2月4日、SSN=0、パワー=100W アンテナは送受信とも無指向性ホイップ、ブーベ島~京都、14MHzの時間/電界強度チャート。

ショートパス




じつはピークは12Zではなく07Zなんですよ。このときの電界強度はマイナス16dBμ。


ではロングパスは、





電界強度はマイナス32dBμとかなり落ちますが、確かに07Zと21Z、グレイラインパスで赤パスがある。

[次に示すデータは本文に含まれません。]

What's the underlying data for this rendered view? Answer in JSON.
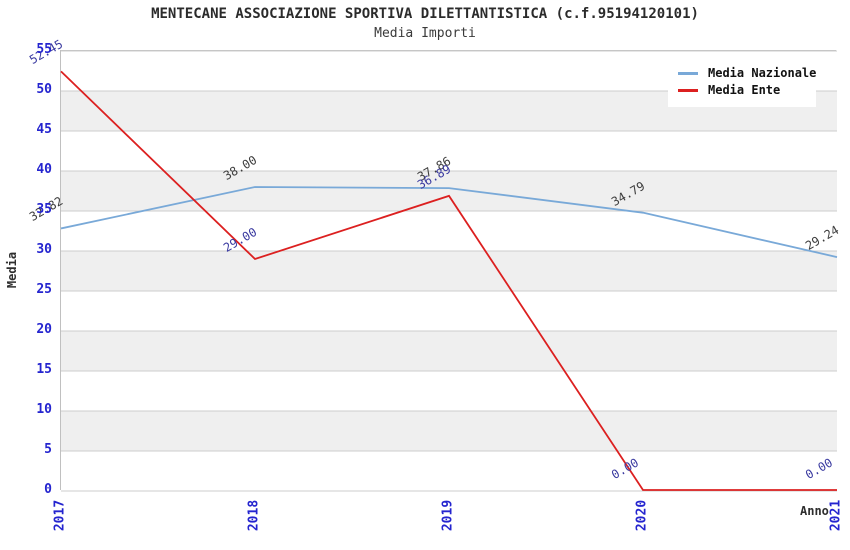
{
  "title": "MENTECANE ASSOCIAZIONE SPORTIVA DILETTANTISTICA (c.f.95194120101)",
  "subtitle": "Media Importi",
  "legend": {
    "items": [
      {
        "label": "Media Nazionale",
        "color": "#79a9d8"
      },
      {
        "label": "Media Ente",
        "color": "#dc2020"
      }
    ]
  },
  "chart_data": {
    "type": "line",
    "title": "MENTECANE ASSOCIAZIONE SPORTIVA DILETTANTISTICA (c.f.95194120101)",
    "subtitle": "Media Importi",
    "xlabel": "Anno",
    "ylabel": "Media",
    "x": [
      "2017",
      "2018",
      "2019",
      "2020",
      "2021"
    ],
    "series": [
      {
        "name": "Media Nazionale",
        "color": "#79a9d8",
        "label_color": "#3d3d3d",
        "values": [
          32.82,
          38.0,
          37.86,
          34.79,
          29.24
        ],
        "labels": [
          "32.82",
          "38.00",
          "37.86",
          "34.79",
          "29.24"
        ]
      },
      {
        "name": "Media Ente",
        "color": "#dc2020",
        "label_color": "#3a3aa0",
        "values": [
          52.45,
          29.0,
          36.89,
          0.0,
          0.0
        ],
        "labels": [
          "52.45",
          "29.00",
          "36.89",
          "0.00",
          "0.00"
        ]
      }
    ],
    "ylim": [
      0,
      55
    ],
    "yticks": [
      0,
      5,
      10,
      15,
      20,
      25,
      30,
      35,
      40,
      45,
      50,
      55
    ],
    "grid": true,
    "grid_color": "#cdcdcd",
    "band_colors": [
      "#ffffff",
      "#efefef"
    ],
    "tick_color": "#2424cf",
    "legend_position": "top-right"
  }
}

これをMUF/電界強度・魚群探査三次元チャートで見てみると、ITURHFPropでの計算結果。


ショートパス



MUFの最大点は08Z近辺にあり、だが14メガに魚は居ない。12Zはさらに下がる。当たり前だ。

ロングパス



07ZのMUFは14.4メガだが、じつはこっちの方が色濃く蓋然性が高い。これは過去の証言とも一致します。

以上のことから

結論



わざわざ危険な崖の上にまで登る必要は無かった。

、、です。

おそらくK0IRは過去の経験から、




3Y0X、ピーター1世島のこんなよな、海際の穏やかな雪原を想像していたのではないか。だが実際に行ってみたら、




迫り来る恐ろしい崖っぷちで呆然。

表面がルーズかファームかソリッドかどうかすらも、「アンノウン」なのに、あんな巨大シャックを建てようとしてたのか。

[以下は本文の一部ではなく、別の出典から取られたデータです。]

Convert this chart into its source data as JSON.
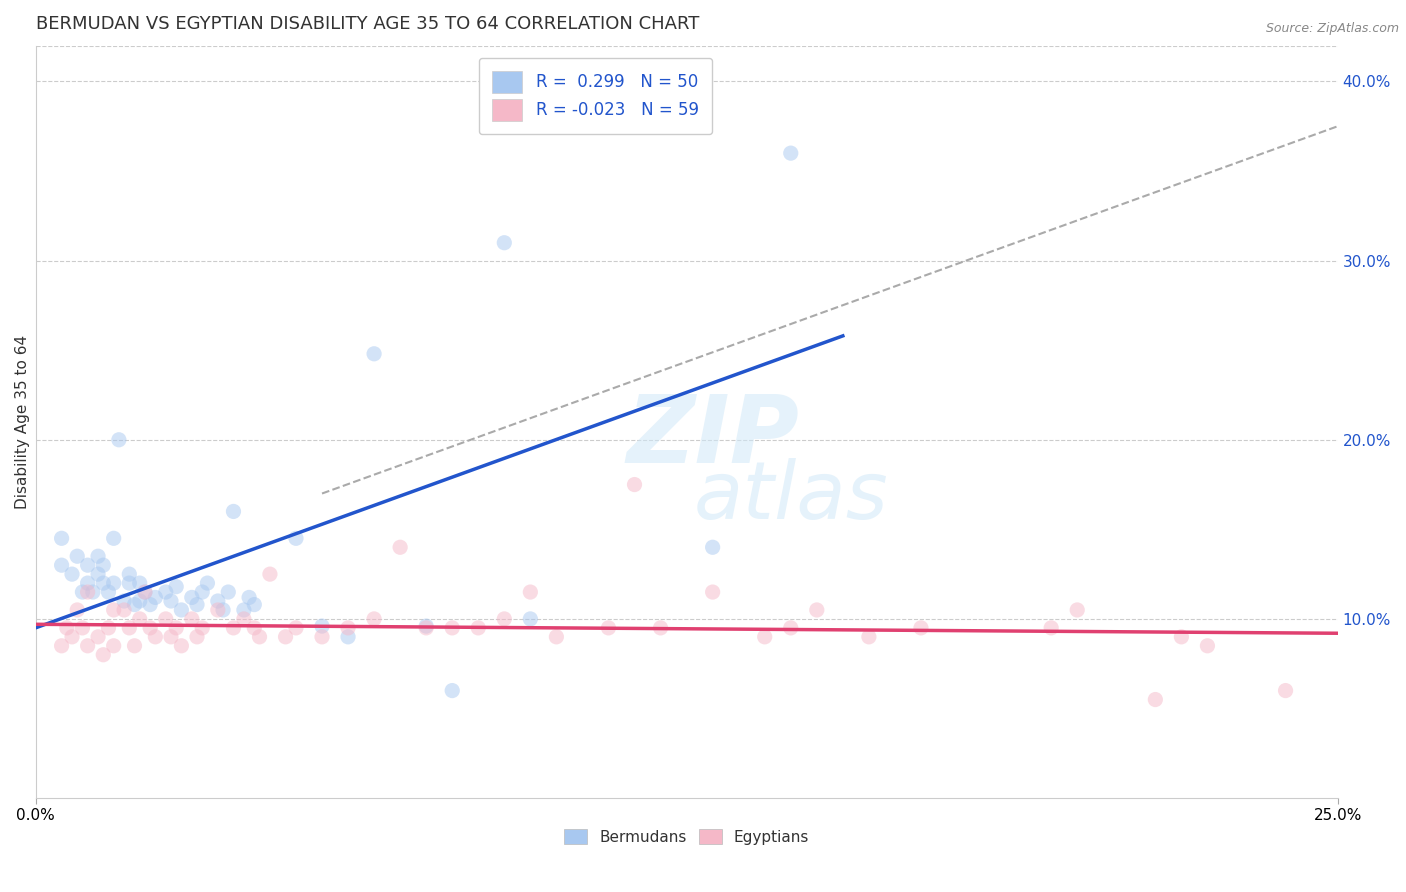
{
  "title": "BERMUDAN VS EGYPTIAN DISABILITY AGE 35 TO 64 CORRELATION CHART",
  "source": "Source: ZipAtlas.com",
  "ylabel": "Disability Age 35 to 64",
  "xlim": [
    0.0,
    0.25
  ],
  "ylim": [
    0.0,
    0.42
  ],
  "x_ticks": [
    0.0,
    0.25
  ],
  "x_tick_labels": [
    "0.0%",
    "25.0%"
  ],
  "y_ticks_right": [
    0.1,
    0.2,
    0.3,
    0.4
  ],
  "y_tick_labels_right": [
    "10.0%",
    "20.0%",
    "30.0%",
    "40.0%"
  ],
  "legend_blue_label": "R =  0.299   N = 50",
  "legend_pink_label": "R = -0.023   N = 59",
  "blue_color": "#a8c8f0",
  "pink_color": "#f5b8c8",
  "blue_line_color": "#2255cc",
  "pink_line_color": "#e04070",
  "dashed_line_color": "#aaaaaa",
  "blue_scatter_x": [
    0.005,
    0.005,
    0.007,
    0.008,
    0.009,
    0.01,
    0.01,
    0.011,
    0.012,
    0.012,
    0.013,
    0.013,
    0.014,
    0.015,
    0.015,
    0.016,
    0.017,
    0.018,
    0.018,
    0.019,
    0.02,
    0.02,
    0.021,
    0.022,
    0.023,
    0.025,
    0.026,
    0.027,
    0.028,
    0.03,
    0.031,
    0.032,
    0.033,
    0.035,
    0.036,
    0.037,
    0.038,
    0.04,
    0.041,
    0.042,
    0.05,
    0.055,
    0.06,
    0.065,
    0.075,
    0.08,
    0.09,
    0.095,
    0.13,
    0.145
  ],
  "blue_scatter_y": [
    0.13,
    0.145,
    0.125,
    0.135,
    0.115,
    0.12,
    0.13,
    0.115,
    0.125,
    0.135,
    0.12,
    0.13,
    0.115,
    0.12,
    0.145,
    0.2,
    0.11,
    0.12,
    0.125,
    0.108,
    0.11,
    0.12,
    0.115,
    0.108,
    0.112,
    0.115,
    0.11,
    0.118,
    0.105,
    0.112,
    0.108,
    0.115,
    0.12,
    0.11,
    0.105,
    0.115,
    0.16,
    0.105,
    0.112,
    0.108,
    0.145,
    0.096,
    0.09,
    0.248,
    0.096,
    0.06,
    0.31,
    0.1,
    0.14,
    0.36
  ],
  "pink_scatter_x": [
    0.005,
    0.006,
    0.007,
    0.008,
    0.009,
    0.01,
    0.01,
    0.012,
    0.013,
    0.014,
    0.015,
    0.015,
    0.017,
    0.018,
    0.019,
    0.02,
    0.021,
    0.022,
    0.023,
    0.025,
    0.026,
    0.027,
    0.028,
    0.03,
    0.031,
    0.032,
    0.035,
    0.038,
    0.04,
    0.042,
    0.043,
    0.045,
    0.048,
    0.05,
    0.055,
    0.06,
    0.065,
    0.07,
    0.075,
    0.08,
    0.085,
    0.09,
    0.095,
    0.1,
    0.11,
    0.115,
    0.12,
    0.13,
    0.14,
    0.145,
    0.15,
    0.16,
    0.17,
    0.195,
    0.2,
    0.215,
    0.22,
    0.225,
    0.24
  ],
  "pink_scatter_y": [
    0.085,
    0.095,
    0.09,
    0.105,
    0.095,
    0.085,
    0.115,
    0.09,
    0.08,
    0.095,
    0.085,
    0.105,
    0.105,
    0.095,
    0.085,
    0.1,
    0.115,
    0.095,
    0.09,
    0.1,
    0.09,
    0.095,
    0.085,
    0.1,
    0.09,
    0.095,
    0.105,
    0.095,
    0.1,
    0.095,
    0.09,
    0.125,
    0.09,
    0.095,
    0.09,
    0.095,
    0.1,
    0.14,
    0.095,
    0.095,
    0.095,
    0.1,
    0.115,
    0.09,
    0.095,
    0.175,
    0.095,
    0.115,
    0.09,
    0.095,
    0.105,
    0.09,
    0.095,
    0.095,
    0.105,
    0.055,
    0.09,
    0.085,
    0.06
  ],
  "blue_trend_x": [
    0.0,
    0.155
  ],
  "blue_trend_y": [
    0.095,
    0.258
  ],
  "pink_trend_x": [
    0.0,
    0.25
  ],
  "pink_trend_y": [
    0.097,
    0.092
  ],
  "dashed_trend_x": [
    0.055,
    0.25
  ],
  "dashed_trend_y": [
    0.17,
    0.375
  ],
  "background_color": "#ffffff",
  "grid_color": "#cccccc",
  "title_fontsize": 13,
  "axis_label_fontsize": 11,
  "tick_label_fontsize": 11,
  "scatter_size": 120,
  "scatter_alpha": 0.5,
  "legend_fontsize": 12
}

このプロジェクトの失敗の本質は、ベタンソス号のエンジン故障でも悪天候でもありません。自らを省へり見ず、過去の成功体験の前例、栄光を引きずった、盛りすぎの無謀な計画にあります。


また失敗学のコア概念のひとつとして、再失敗予防のため、


知識配布 (KD: Knowledge Distribution)

という重要項目がありますが、これにも失敗しています。

3Y5Xや3Y0Cの過去ログを、サフィックスを伏せてオープンにし、解析、また過去QSOしたひとたちが知恵や経験を出し合い共有すれば、「JAはこの時間が良かった」など、皆でいくらでも議論ができたはずです。

それを秘密主義で、なし崩しにしてしまった。多発する企業の不祥事といっしょ。


今後に向けて

考察と結果は以上ですが、飛騨の山奥からからは一歩も出たことの無いド田舎もんだが、この2週間、VOACAPでは世界何十ヶ国も旅して検証しまくったわたくしからひと言述べますと、

再掲




2月初旬であれば、14メガは07Z、おそらくビームは120~150度の南鳥島から~ZL~南極越えのSkewed Pathがいちばん有力だろう、すなわちサイトの場所は安全な崖下の海岸で良い。

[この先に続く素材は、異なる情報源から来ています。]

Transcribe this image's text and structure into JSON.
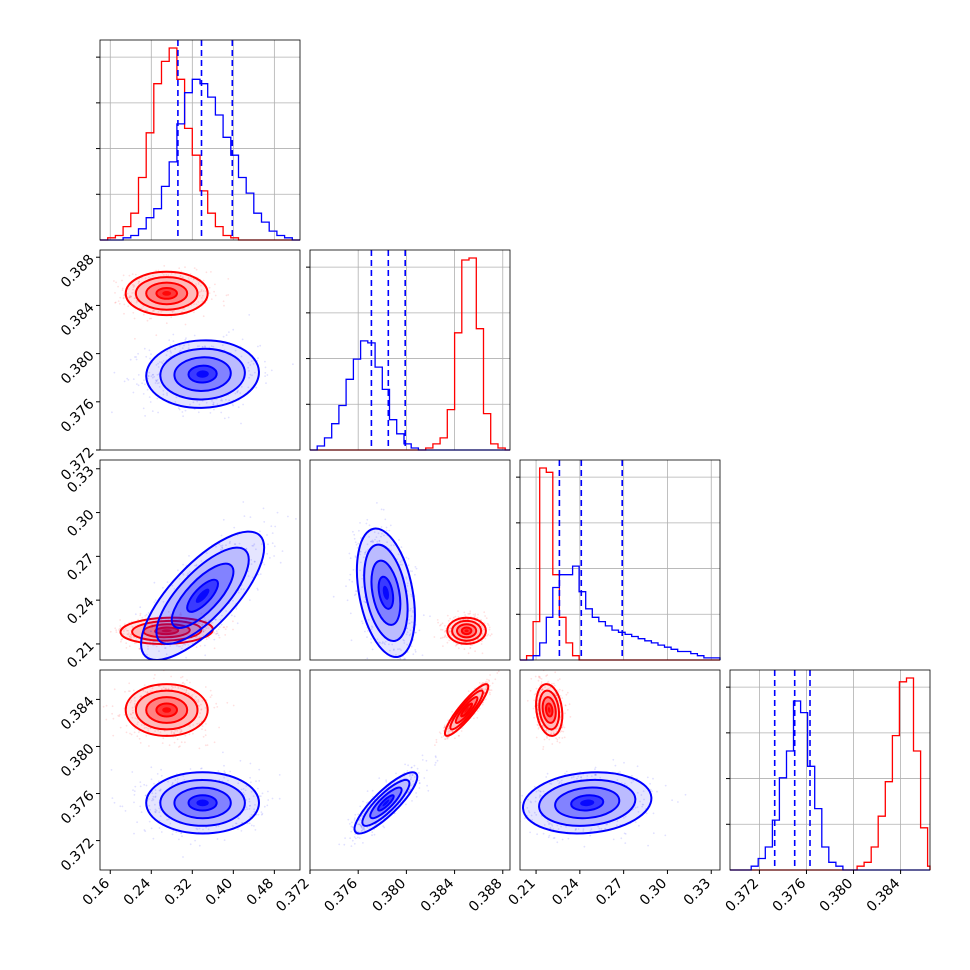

7メガについては、むろんショートパスのほうが良いですが、

再掲





こっちの夜明けとブーベの夜明けの、ふたコブ駱駝。17Zと21Zにチャンスがあるだらう。


・・・この3Y0Z失敗騒ぎは、DXCCにはなんら関係のないわたくしにとっても、生きて行く上での、非常にためになる失敗モデルケースでした。

以上の能書きは、「他人の」、誰をも説得、説き伏せ、もしくは同意させようとするつもりはまったくありません。「わたし自身だけ」が納得し、得心がいけばそれで良いだけのことですので。